How To Identify The Right Content That Helps Your Patients Move From Touchpoint To Touchpoint Through Their Customer Journey

How To Identify The Right Content That Helps Your Patients Move From Touchpoint To Touchpoint Through Their Customer Journey

Why would a patient choose you over another practice? Why would he visit you over and over again and bring along his friends and family members? If you can understand your patient more than any other practitioner in your area and learn from your services how you can engage more effectively to bring more patients to your practice you have the opportunity to capitalize on a competitive advantage that ensures growth and profit for the long term. When your practice is patient-centric you can transform your organization and business to the next level with customer journey mapping. Customers have expectations, experiences, and reflections across a product or service lifecycle. Through customer journey mapping businesses can create an illustration of the several stages of the customer journey from the first touchpoint to sale and post-sale advocacy. Those stages include the presale stage of awareness, consideration stage, decision and purchase phase, retention phase, and advocacy. Understanding each of those stages for every product and service is key to building and sustaining a successful business. Moreover, most marketers agree that customer loyalty is not achieved by the satisfying initial experience with the product or service, instead a complete series of experiences that constitute a compelling journey that keeps him coming again for more and referring others to visit you too.

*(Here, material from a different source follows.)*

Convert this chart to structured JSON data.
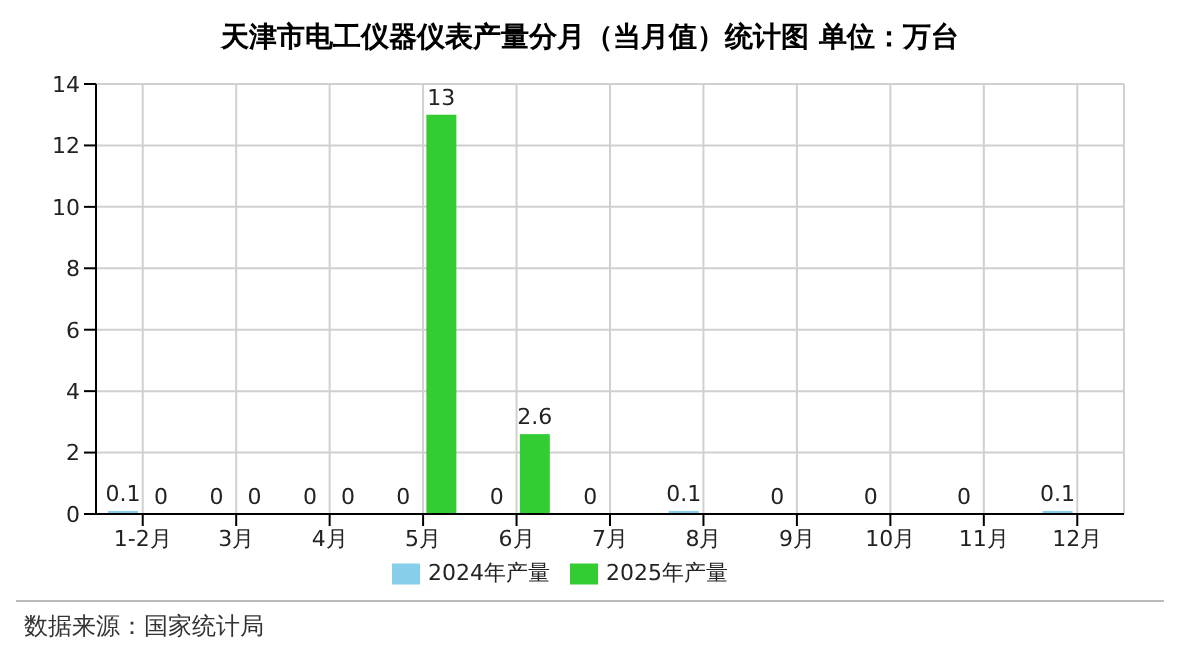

Over the years of studying how to improve customer experiences and the journey overall to keep them coming for more, researchers have come up with a framework they called customer journey matrix to help marketers and managers in designing those compelling journeys and includes four archetypes:

  • routine journey is effortless and predictable. With known outcomes, one can predict a journey of patient scheduling for an eye exam. It consists of getting a prescription and making glasses.
  • joyride journey is effortless and unpredictable. With unknown outcomes, what starts with a routine eye exam and continues in prescribing disposable contact lenses may end up losing sales to online contact lens sellers. To avoid unknown outcomes practitioners should dispatch contact lens orders covering all the period until the next appointment as well as offer delivery services to avoid ordering lenses from online sellers.
  • trek is effortful and predictable. Pushes practices to set reminders and schedules for the next eye exams and contact lens replacement.
  • An odyssey is effortful and unpredictable leading practices to guide patients coming for an eye exam with the intention of choosing a new frame, to choose their frames before dilation and before starting their eye exam. This step leads to patients carrying their chosen eyeglasses to the exam room and having their eye doctor comment on their choice.

There won’t be one journey design that fits all situations. However, since we are in a highly competitive market we have to employ many archetypes that bring up the product that ensures a compelling customer journey that keeps the customer coming over and over again. While there are many ways to design the customer journey, using the customer journey matrix is one way to choose among four archetypes that are routines, joyrides, treks, and odyssey.